Like the other great spasms in our history, the one that now seems to be unfolding is unlikely to be narrow in scope, shallow in depth or short-lived in duration. In fact, the myriad strains that have built up over the course of the past several decades will continue to break loose in a seemingly endless sequence, careening into one another like a long line of cascading dominoes……

......people will have to evaluate circumstances as realistically as possible and figure out for themselves what their options are – as individuals, owners, managers, and investors
. So goes a crucial excerpt from the new book by author and co-blogger, Michael Panzner, titled “When Giants Fall”.

This book will likely elicit strong reactions from people, both good or bad. It’s going to either make people more afraid, or more vigilant…. more pessimistic, or more aware,…….more distrustful of institutions, or more trusting of those that they do choose to rely on. One thing is for sure, this book is going make you sit up and think.

Throughout the book, Panzner goes on about the ramifications of a world struggling with the large void that will be left when the US falls from its vantage as the sole economic, military, and political superpower. He takes note of the political tensions being created by a more confident China, the new political realignments that link Russia with China, China with Latin America, Russia and Saudi Arabia - alignments that bypass the US and will likely diminish its influence in years to come. He takes note of changing demographics, peak oil, increase in carbon emissions, and the possible negative effects of a return to nuclear power.

He then talks about the growing social and civil unrest in various parts of the world, the loss of status of the US dollar as a safe haven, the growth of sovereign wealth funds, and their potentially increasing influence in how the US conducts its economic and industrial policy. He mentions about the rising tide of isolationism and protectionism throughout the world.

Many of the points Panzner makes are clear, and closely parallel what other observers such as myself have already been noticing in bits and pieces over these last few years. But he takes it up another notch, and projects a future where violence will further increase, economic uncertainty prevails, and power failures, rising crime, and infrastructure failure could become common.

This scenario, which became common in places such as Kosovo, Bosnia, and Somalia in the last decade, are unheard of, and unimaginable, in the developed world. Yet, Panzner imagines how these could stem from the current mess being experienced by the US and other rich nations. While it is true that some scenarios he envisions seem too far-off from the current status, we should keep in mind that before social and economic hardship swept over the above-mentioned places, they were generally peaceful, and the descent they went down to were probably furthest from everybody’s mind at the time.

My main take away from reading this book is that these are all dire predictions, which we may or may not find the world getting into in the next few years. But it pays to be aware. And, being aware, we may perhaps try harder to change our current lack of resolve and cooperation. After all, to know the future is to know how to alter it.

When Giants Fall seeks to provide a roadmap for businesses, managers, and the people in general, for how the world will likely evolve, and how people will likely adapt to the changes. Readers of economic blogs will likely see common threads in the topics covered by the book, but I’m sure they will find interesting the new synthesis that Panzner comes up with, as he tries to take things to the next step.

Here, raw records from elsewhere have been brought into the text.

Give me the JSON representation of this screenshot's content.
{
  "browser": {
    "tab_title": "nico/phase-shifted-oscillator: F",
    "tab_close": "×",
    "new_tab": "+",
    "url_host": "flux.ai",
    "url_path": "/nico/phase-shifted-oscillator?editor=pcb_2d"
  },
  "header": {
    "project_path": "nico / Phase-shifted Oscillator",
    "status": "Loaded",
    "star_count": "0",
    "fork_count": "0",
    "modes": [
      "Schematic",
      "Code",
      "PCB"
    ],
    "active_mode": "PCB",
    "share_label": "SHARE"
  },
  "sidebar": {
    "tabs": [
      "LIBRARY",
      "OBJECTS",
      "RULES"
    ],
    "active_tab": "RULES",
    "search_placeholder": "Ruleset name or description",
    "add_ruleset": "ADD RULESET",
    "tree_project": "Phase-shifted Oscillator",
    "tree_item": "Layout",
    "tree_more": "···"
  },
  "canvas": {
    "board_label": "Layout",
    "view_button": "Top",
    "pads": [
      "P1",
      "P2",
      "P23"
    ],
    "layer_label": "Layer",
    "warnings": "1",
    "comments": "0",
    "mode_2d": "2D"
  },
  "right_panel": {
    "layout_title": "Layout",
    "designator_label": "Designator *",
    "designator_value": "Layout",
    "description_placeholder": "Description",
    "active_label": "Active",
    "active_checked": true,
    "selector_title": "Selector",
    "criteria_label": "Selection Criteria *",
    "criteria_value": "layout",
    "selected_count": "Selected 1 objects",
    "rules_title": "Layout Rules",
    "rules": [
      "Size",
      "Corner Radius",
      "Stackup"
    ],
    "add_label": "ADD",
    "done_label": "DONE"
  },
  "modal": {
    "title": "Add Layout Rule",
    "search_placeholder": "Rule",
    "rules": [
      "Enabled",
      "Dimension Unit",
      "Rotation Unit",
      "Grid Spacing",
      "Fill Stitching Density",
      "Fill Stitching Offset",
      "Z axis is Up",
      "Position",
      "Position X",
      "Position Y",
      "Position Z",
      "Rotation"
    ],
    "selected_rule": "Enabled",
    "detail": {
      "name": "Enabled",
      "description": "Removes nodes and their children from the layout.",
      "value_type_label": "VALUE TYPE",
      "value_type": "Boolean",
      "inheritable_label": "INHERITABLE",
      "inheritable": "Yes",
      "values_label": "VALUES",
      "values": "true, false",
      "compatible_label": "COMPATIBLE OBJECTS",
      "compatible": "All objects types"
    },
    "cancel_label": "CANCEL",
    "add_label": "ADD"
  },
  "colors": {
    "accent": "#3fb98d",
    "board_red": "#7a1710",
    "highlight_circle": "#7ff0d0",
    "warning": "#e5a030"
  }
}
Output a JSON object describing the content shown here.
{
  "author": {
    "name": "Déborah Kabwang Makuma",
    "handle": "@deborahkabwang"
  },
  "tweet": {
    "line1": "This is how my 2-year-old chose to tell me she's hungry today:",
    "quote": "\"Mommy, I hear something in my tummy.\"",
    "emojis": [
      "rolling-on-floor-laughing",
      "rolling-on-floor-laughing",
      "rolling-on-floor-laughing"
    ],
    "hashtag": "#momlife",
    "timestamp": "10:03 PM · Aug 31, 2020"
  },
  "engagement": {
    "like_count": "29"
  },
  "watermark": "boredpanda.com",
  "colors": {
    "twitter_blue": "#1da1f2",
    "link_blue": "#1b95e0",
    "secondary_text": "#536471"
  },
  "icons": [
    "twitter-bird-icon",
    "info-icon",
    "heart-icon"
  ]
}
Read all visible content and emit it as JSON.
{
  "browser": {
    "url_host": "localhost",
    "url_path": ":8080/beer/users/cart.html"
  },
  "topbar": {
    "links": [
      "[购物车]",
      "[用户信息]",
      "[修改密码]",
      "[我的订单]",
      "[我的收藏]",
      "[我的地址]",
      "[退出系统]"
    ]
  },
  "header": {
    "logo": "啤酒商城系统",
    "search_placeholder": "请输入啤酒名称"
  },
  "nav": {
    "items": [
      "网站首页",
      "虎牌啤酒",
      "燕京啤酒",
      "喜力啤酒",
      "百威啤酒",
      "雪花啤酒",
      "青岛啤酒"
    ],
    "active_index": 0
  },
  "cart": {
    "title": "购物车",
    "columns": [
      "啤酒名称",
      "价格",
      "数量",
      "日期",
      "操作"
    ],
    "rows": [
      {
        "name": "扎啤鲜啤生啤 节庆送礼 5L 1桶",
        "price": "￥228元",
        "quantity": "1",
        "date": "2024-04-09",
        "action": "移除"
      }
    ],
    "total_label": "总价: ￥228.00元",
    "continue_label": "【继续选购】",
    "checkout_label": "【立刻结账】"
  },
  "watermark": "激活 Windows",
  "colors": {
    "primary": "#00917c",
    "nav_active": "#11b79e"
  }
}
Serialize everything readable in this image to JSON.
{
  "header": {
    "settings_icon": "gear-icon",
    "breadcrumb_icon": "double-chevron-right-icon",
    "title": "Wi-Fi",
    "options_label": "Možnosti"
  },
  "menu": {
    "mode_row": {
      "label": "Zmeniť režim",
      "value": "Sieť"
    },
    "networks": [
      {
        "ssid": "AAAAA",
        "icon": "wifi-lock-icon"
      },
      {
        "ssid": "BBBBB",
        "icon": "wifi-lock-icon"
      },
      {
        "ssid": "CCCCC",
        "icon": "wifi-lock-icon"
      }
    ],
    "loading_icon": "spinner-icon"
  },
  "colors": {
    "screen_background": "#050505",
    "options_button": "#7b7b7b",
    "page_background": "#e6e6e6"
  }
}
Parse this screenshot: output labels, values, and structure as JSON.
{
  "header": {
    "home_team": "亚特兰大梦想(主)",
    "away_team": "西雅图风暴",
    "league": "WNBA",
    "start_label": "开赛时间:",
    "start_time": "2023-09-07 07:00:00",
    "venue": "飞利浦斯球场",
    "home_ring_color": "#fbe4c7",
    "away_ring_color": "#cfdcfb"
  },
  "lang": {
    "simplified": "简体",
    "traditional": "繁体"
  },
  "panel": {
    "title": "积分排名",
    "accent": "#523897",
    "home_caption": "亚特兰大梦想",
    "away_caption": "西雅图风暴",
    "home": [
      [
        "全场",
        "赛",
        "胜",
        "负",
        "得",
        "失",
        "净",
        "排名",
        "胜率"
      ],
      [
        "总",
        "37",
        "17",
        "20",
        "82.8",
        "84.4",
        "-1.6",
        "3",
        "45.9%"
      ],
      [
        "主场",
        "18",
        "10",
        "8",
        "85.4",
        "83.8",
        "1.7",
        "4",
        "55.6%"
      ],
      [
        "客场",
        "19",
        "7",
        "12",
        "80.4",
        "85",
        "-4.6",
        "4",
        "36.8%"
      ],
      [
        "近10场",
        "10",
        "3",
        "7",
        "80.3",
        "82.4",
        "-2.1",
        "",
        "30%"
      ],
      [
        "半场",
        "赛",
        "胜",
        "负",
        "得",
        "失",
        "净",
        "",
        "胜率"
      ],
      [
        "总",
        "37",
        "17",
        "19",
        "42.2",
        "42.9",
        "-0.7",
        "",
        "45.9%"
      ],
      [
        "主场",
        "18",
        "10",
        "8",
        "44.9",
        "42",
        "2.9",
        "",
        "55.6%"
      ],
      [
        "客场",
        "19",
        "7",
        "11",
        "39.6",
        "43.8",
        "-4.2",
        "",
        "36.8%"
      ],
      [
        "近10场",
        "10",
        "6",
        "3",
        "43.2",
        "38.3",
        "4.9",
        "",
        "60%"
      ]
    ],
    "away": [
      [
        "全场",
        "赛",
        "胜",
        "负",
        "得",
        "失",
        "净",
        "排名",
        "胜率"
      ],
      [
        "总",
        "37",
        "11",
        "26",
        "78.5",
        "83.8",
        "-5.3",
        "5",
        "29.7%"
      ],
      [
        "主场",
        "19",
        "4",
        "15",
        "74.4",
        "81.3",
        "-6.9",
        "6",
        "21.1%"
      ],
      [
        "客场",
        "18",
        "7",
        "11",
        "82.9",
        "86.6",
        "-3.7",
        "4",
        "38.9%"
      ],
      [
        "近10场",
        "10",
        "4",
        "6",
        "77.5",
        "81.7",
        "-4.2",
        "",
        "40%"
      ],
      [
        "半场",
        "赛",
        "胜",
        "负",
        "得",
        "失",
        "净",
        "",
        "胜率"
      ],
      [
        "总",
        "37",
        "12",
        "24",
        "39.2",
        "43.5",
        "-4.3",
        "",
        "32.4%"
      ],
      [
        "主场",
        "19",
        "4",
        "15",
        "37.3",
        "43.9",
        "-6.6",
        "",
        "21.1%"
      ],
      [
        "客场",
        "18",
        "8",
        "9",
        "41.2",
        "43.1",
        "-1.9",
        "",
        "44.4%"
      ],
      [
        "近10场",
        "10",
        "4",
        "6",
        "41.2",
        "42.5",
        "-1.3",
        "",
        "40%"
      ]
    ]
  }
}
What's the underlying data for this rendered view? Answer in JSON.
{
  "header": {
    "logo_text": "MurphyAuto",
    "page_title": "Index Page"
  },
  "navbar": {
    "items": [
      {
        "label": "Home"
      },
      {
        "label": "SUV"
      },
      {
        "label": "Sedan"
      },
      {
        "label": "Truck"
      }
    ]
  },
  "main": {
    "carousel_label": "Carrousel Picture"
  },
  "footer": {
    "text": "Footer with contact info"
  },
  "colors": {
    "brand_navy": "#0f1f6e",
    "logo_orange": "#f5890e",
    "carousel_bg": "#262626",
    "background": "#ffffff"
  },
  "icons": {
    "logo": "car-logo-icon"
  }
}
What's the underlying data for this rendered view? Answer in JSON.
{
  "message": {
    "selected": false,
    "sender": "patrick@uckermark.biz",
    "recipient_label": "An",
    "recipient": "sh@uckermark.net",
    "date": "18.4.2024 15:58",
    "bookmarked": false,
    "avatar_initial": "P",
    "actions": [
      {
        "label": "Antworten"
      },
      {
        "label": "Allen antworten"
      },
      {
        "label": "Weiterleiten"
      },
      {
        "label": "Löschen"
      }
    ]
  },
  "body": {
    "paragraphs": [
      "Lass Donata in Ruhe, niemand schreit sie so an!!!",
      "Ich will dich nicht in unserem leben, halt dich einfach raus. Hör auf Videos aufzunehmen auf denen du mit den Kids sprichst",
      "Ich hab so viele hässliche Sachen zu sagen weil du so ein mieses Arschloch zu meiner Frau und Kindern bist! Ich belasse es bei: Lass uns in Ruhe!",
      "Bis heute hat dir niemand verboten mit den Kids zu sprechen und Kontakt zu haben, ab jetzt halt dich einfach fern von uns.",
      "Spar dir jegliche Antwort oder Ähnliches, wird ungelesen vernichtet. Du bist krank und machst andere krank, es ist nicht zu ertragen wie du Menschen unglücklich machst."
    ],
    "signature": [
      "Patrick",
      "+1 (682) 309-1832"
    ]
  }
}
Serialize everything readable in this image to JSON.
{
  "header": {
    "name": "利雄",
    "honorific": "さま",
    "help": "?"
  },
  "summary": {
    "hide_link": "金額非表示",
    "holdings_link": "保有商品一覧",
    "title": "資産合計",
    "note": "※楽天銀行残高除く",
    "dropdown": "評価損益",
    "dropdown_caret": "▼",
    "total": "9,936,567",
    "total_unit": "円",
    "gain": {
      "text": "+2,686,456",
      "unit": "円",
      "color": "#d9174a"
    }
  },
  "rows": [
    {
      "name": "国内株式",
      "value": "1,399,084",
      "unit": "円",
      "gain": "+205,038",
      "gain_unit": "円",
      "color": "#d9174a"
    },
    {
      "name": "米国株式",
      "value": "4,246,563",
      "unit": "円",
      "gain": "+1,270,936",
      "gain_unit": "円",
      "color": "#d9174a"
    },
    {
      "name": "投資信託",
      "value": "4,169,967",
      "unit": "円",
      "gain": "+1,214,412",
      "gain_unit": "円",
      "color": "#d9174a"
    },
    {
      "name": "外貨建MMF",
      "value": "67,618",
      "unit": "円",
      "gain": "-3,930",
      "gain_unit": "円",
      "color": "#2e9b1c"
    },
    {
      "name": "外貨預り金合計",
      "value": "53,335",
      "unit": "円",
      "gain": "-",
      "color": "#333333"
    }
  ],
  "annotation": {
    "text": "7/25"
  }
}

I’m reminded of the scene in a movie I saw once, where the playground bully decides to become nice and refrain from his bullying ways. So soon after the other children cheered for their newly-found freedom from this bully, they find themselves confronting new and possibly worse situations. New little bullies suddenly rise among them, little kids form into little gangs for common protection, or to gain prominence when each one acting along couldn’t, and suddenly there is more violence and mayhem in the playground. If this is the scene we are going to find ourselves in, we will need all the guides we can get.